In this contract, the person who receives consultancy service will be referred to as ‘CLIENT’.

In this contract, ADVIST and CLIENT will be referred to individually as ‘PARTY’ and collectively as ‘PARTIES’.

This contract regulates the relations between ADVIST and CLIENT, who will act as a residence work permit consultant.
Determines mutual rights and obligations and responsibilities between the PARTIES.


The purpose of this contract is to fulfill mutual obligations in an objective , honest and diligent manner in full and on time and to ensure mutual efficiency at the highest level.

PARTIES accept and undertake to work together within the scope required by the cooperation , to provide mutual support for the performance of the business or service, to comply with the terms of the contract in the fulfillment of rights and obligations, to comply with the principle of confidentiality.


ADVIST agrees and undertakes to provide the following works and services.

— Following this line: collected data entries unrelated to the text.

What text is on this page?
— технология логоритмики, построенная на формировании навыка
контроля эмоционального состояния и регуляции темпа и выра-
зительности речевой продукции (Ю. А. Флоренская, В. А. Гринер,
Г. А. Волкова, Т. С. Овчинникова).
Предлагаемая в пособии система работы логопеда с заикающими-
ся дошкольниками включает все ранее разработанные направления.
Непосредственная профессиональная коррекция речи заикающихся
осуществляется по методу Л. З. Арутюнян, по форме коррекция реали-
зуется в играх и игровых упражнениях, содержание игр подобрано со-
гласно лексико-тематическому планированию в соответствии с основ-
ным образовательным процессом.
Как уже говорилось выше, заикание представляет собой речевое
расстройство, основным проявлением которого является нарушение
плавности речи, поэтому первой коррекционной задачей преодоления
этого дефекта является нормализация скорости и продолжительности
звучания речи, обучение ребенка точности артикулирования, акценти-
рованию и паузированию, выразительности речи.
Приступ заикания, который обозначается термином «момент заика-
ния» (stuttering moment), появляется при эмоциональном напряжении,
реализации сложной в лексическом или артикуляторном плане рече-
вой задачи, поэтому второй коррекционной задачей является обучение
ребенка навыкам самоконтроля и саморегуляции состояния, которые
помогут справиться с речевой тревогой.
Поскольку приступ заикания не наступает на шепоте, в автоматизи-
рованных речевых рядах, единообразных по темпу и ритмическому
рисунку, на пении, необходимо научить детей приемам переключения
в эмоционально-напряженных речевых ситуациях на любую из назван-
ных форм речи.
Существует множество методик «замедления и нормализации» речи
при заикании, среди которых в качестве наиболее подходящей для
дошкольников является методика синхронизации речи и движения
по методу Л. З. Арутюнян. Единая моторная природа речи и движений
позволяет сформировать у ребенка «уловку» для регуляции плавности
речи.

To apply for an E- Residency card
on behalf of the CLIENT, to establish a company in the Republic of Estonia
behalf of the CLIENT, to develop a project with an innovative business idea on behalf of the CLIENT, to apply for a reference letter to the Estonian Initiative Committee with the project developed on behalf of the
CLIENT , to inform the CLIENT throughout the process,
In case the project is not accepted, it accepts and undertakes to write a new project for once and to provide the necessary guidance to the
CLIENT about the required documents.


CLIENT, in line with ADVIST’s interests;

The work under the contract covered ADVIST service 3rd party / person ( s ) to provide e
advist to provide the documents requested,
advise the guidance to comply with the
fee in the contract and all other payments are complete and make timely, acceptance and commitment.

CLIENT will share a consultancy fee of 2600EU to ADVIST for the services to be provided .
ADVIST will invoice the consultancy fee corresponding to the fee to the CLIENT together with the payment . The fee paid includes all government fees and expenses. ADVIST cannot charge an additional fee. CLIENT makes the payment in two equal installations, the first installment being initially the second installment 60 days later. Payments are made online at

PARTIES; It has become a party to this contract, knowing its legal rights and obligations. For this reason, they accept and undertake that if they do not fulfill their contractual obligationsly obligations, they will compensate the damages of the other party.
It accepts and undertakes to comply with the legal legislation, commercial and social customs and practices, and not to violate the intellectual and industrial property rights of the
3rd party / person ( s ).
ADVIST accepts that all the information and documents given by CLIENT to the CLIENT regarding the works and the plans and projects to be carried out are correct and reflect the truth while concluding this contract; PARTIES accept and declare that ADVIST is under no obligation to investigate the truth and accuracy of these matters.
in case the CLIENT does not give approval for the work and transactions, and also does not pay the cost of the work and transactions; ADVIST will not be held responsible for the incomplete or non-delivery of these services.
ADVIST does not guarantee any residence and work permits for the CLIENT .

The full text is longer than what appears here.